La grave crisi economica, ma anche politica e sociale, che la Grecia sta vivendo, sembra aver irrimediabilmente modificato questi equilibri. Nell’ottobre 2009 le elezioni sono state vinte dal Pasok guidato da George Papandreou, che ha ereditato il governo di un paese con un debito pari a 367 miliardi di euro, accumulatosi in decenni di spese pubbliche senza freni e bilanci ritoccati. Nel novembre 2011, al rientro dal vertice di Cannes del G20, Papandreou, costretto a scoprire le carte, rivelò che il paese si trovava a un passo dal default. Venne varato un governo tecnico di emergenza nazionale, affidato alle mani di Lucas Papademos, ex vicepresidente della Banca centrale europea (Ecb). A Papademos venne affidato il difficile compito di negoziare i prestiti con i maggiori organismi internazionali per salvare il paese. Alle elezioni parlamentari del maggio 2012, Nuova democrazia ha ottenuto la maggioranza relativa, non sufficiente per formare un governo. Il ritorno al voto, nel giugno dello stesso anno, ha affidato il governo del paese a una coalizione formata da Nuova democrazia, Pasok e Dimar, piccolo partito della Sinistra democratica, fuoriuscito dalla coalizione nel giugno 2013. Da un lato le condizioni critiche dell’economia greca, dall’altro lo stallo istituzionale nato a seguito della mancata elezione nel dicembre 2014 del nuovo presidente della Repubblica, hanno portato il paese a nuove elezioni anticipate che hanno visto la vittoria netta di Syriza, guidato dal giovane leader Alexis Tsipras. Non godendo per soli due seggi della maggioranza assoluta, Syriza ha dovuto allearsi con il partito dei Greci indipendenti (Anel), una formazione della destra nazionalista. Per quanto all’apparenza innaturale, la nuova coalizione di governo è rimasta unita dalla comune volontà di interrompere o quanto meno rivedere il piano di aiuti imposti dalla troika alla Grecia sin dal 2010.

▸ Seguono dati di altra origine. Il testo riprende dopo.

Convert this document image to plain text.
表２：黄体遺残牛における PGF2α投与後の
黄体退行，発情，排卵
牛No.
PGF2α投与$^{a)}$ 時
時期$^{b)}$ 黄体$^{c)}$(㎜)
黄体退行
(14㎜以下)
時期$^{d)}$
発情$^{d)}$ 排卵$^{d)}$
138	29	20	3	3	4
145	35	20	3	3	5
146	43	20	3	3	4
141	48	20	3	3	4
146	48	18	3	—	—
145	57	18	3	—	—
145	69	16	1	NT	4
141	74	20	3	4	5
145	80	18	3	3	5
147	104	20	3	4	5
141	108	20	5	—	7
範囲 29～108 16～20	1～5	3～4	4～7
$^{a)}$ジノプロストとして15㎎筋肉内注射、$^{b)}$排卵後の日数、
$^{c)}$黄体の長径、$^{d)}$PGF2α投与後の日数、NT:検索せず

Se l’obiettivo del governo conservatore guidato da Samaras era stato quello di varare riforme strutturali necessarie per migliorare le pessime finanze pubbliche e ottenere le tranches dei prestiti concessi dalla troika, il nuovo premier Tsipras, in discontinuità con il recente passato, aveva inizialmente improntato un’agenda politica volta a ridefinire in parte i precedenti accordi e le condizioni per l’erogazione dell’ultima tranche (2 miliardi di euro) del salvataggio da 240 miliardi che i paesi dell’Unione Europea e il Fondo monetario internazionale avevano erogato alla Grecia, Lo scontro con i creditori internazionali ha raggiunto il suo apice nel giugno 2015, quando il premier greco ha deciso di sottoporre a referendum popolare le misure proposte da troika, Commissione europea e Banca centrale europea per l’approvazione di un nuovo accordo. La chiara vittoria del ‘No’ al referendum, tenutosi il 5 luglio 2015, sembrava aver dato nuova forza al premier per continuare a negoziare le proprie posizioni a Bruxelles. Tuttavia il risultato della consultazione ha al contrario indurito la posizione dei creditori, e in particolare della Germania. Per la nuova tranche di finanziamenti sono state dunque richieste condizioni ancora più rigide di quanto inizialmente previsto.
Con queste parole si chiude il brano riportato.